7 thoughts on “Interview – Dr Ada Palmer on Myths of the Renaissance”
I have long imagined a paper I’ll probably never find time to make. It’s theme would be nostalgia in Italy for its past. I’d expect to begin with the powerful movement among ordinary people of which we find evidence as early (at least) as the tenth century. It wasn’t unified – some longed for the republican era – life before emperors – others for the imperial era . I’d look a whether this mightn’t be the seed of what we have come to describe in its later expression as the Guelf-Ghibelline division. In that perspective, Dante is picking up on a popular movement already centuries old, and I’d argue that it’s co-opted and emasculated to become a fashionable nostalgia among the social and literary elite – everyone was hunting Roman works, and Poggio cashed in on it, but was neither the first nor the most prolific book-‘finder’. But of course like most initial possibilities, the business of investigation might as easily evaporate as elaborate the initial possibility.
Also – that image of the woman carrying a bag of gold etc. wasn’t imagination alone; it was an imaginative transfer of a recent phenomenon – the ‘Pax Mongolica’ from which Italian merchants had so much benefit though, like the Pax Romana, was the ‘peace’ created in the aftermath of unbridled slaughter.
It seems to be a widespread trope indicating a time of peace and order. In Ireland it was said that the reign of [insert high king here] was wonderful because a beautiful young woman wearing a large gold brooch once walked from one end of Ireland to the other, and was not robbed or molested in any way.

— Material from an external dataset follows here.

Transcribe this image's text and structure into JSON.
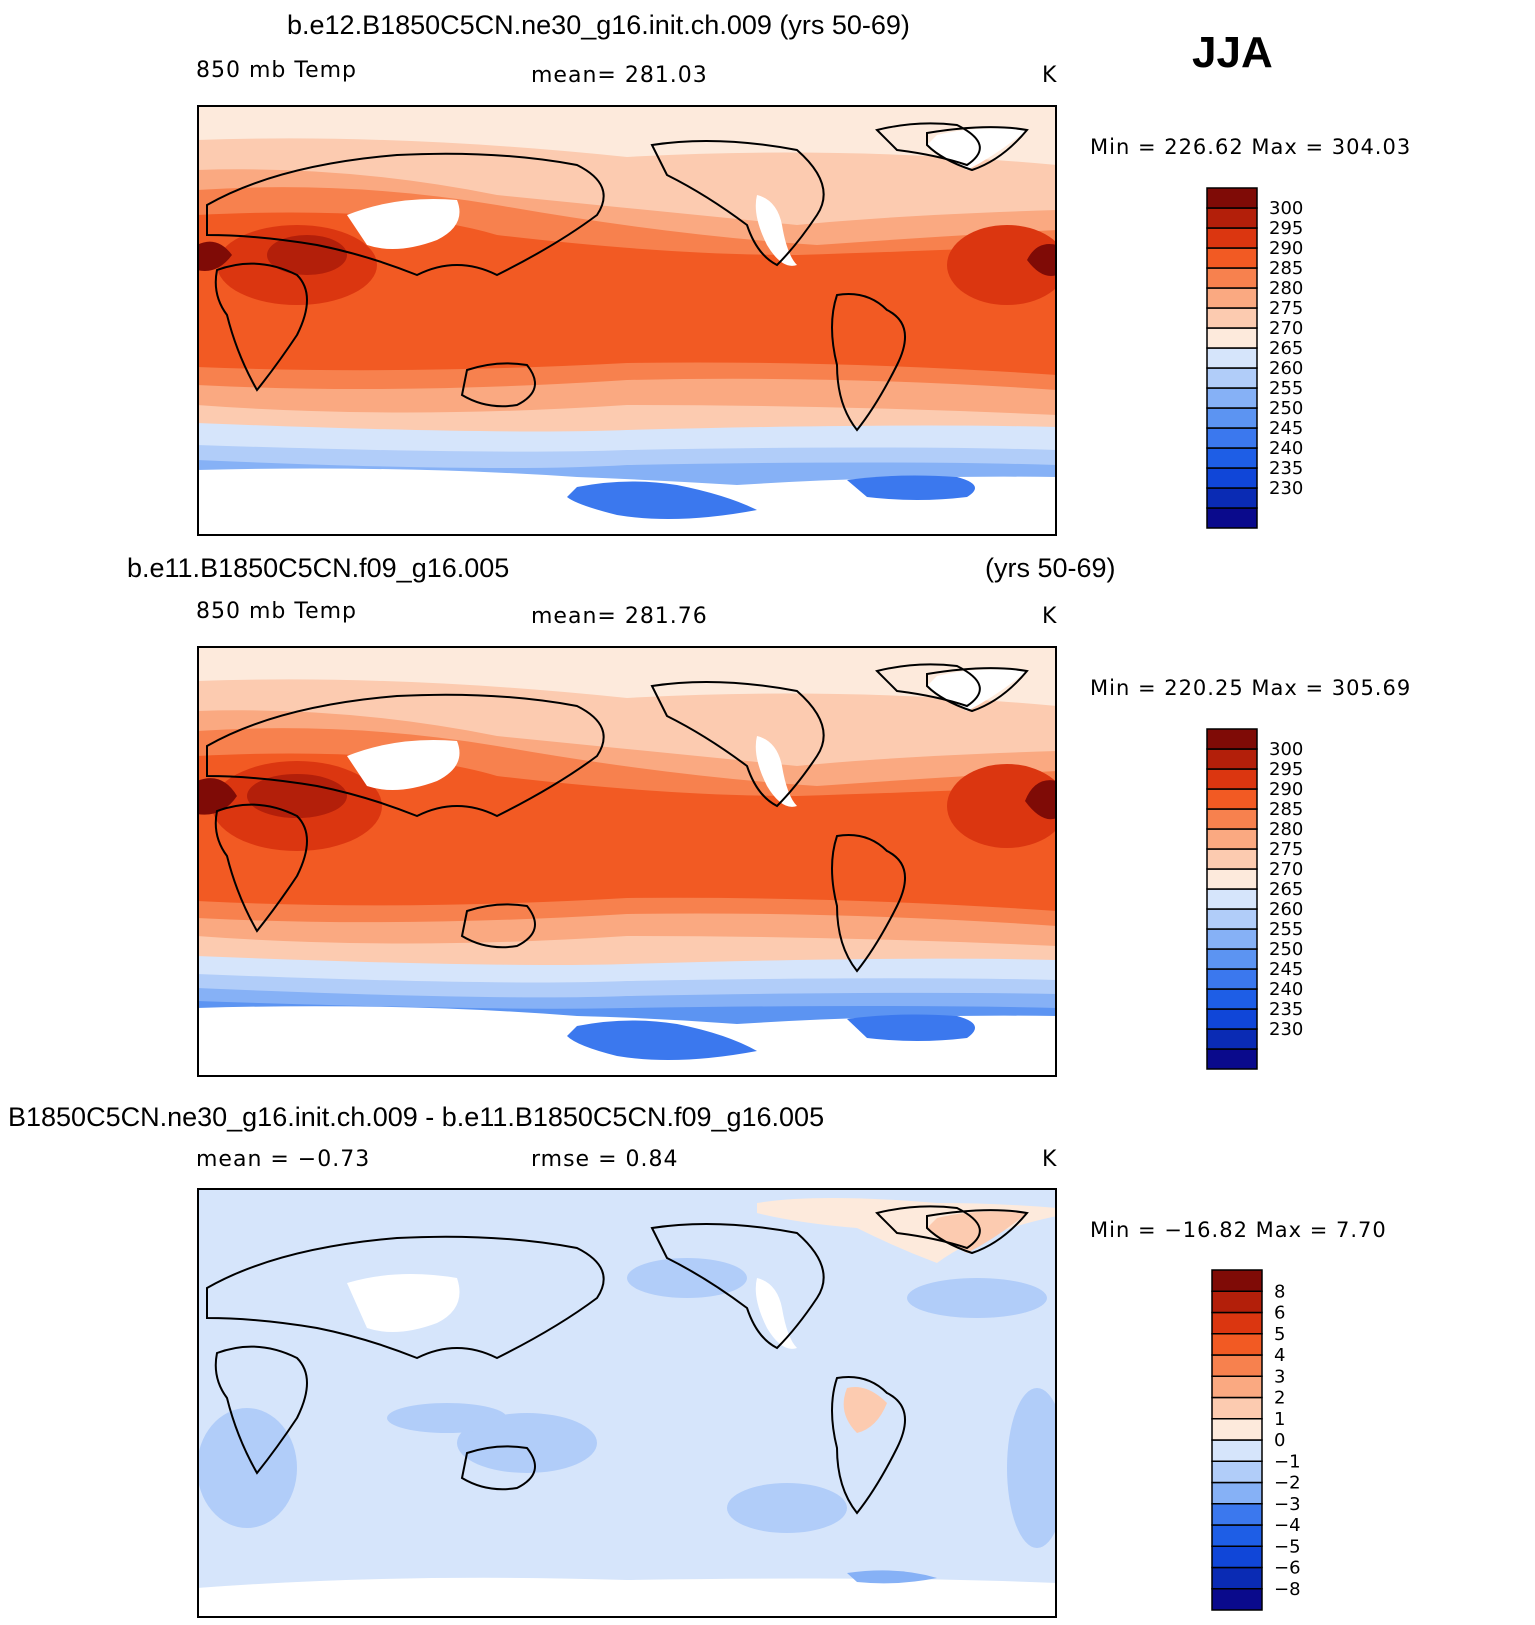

This was excellent! Ada’s enthusiasm was matched by the breadth and depth of her knowledge. Being from the UK I would have liked some comments about the situation in Britain? Especially regarding the development of the scientific method? Keep up the good work. I really appreciate your site even though (shock horror) I am not an atheist!
Blast it!
Another book to buy.
Great interview and I would have loved to had Dr. Palmer as a lecturer.
Who is the Scipio something or other mentioned about 58 minutes who went to the stake for defending sola fide? I can’t make out the last name well enough to do a search that turns up anything and would like to know more about the geezer.
As you might already suspect, I personally don’t think that the scientific method was created in the early seventeenth century but apart from that a stimulating and challenging interview. The book is ordered!